What are some of the effects of constantly ingesting violence? Increased anxiety, depression and drug use and abuse, to name some. According to Singlecare.com, a website devoted to health education and statistics, 66 percent of Americans are on one or more prescription drugs. The U.S. consumes more prescription drugs than any other country in the world. The National Institute on Drug Abuse reported in 2020 that drug abuse incurs more than $740 billion in costs related to crime, lost work and health care. 

So many people are medicated and over-medicated. I personally don't know a single person who is not medicated due to anxiety or depression. Anxiety, depression and drug abuse prevail and our fixation on violence and guns exacerbates it. More people are ending their lives and more people are going on shooting sprees. Every week we hear of some celebrity committing suicide. Most of us know at least one person who has lost their life this way. The annual suicide rate has increased by 30 percent in the last decade and a firearm is used in half the suicides that occur in this country. In 2021, according to Wikipedia, there were 693 mass shootings and a total of 3545 victims. The World Population Review states there have already been 2175 mass shootings in this country in 2022.

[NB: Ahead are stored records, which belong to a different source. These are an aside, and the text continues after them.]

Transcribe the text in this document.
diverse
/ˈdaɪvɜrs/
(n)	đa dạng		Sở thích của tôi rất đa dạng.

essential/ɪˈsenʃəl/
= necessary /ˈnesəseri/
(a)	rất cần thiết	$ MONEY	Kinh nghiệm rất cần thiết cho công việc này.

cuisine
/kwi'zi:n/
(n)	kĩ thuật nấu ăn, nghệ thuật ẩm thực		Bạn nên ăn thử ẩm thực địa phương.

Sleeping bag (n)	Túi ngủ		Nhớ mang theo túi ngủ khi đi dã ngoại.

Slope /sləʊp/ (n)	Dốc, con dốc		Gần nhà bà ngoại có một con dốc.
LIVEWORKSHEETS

The equation that pharma, TV and film directors and producers, no less than the NRA, don't want the American public to make is that watching unabated violence in the media increases anxiety, depression and mental illness, contributes to drug and alcohol use and abuse and to gun violence. You see killings often enough, you hear about them often enough, you become inured to them, perhaps you begin to lose your sense of care and respect for life, begin to consider violent death as an option. This isn't exaggeration, just common sense and rational thinking applied to a problem that has created a domino effect.

Before considering the number of prescription drugs we take for our mental health, even as we--those of us that still care about sentient life in this country--continue to fight for gun control and safety in our communities, perhaps we can begin to look at how what we read, see and hear affects us and what we are doing to hurt and help our minds. A revolution of good would happen if more Americans took back the power they've given to pharma, TV, media, drugs and guns and started reclaiming control over their own minds and lives.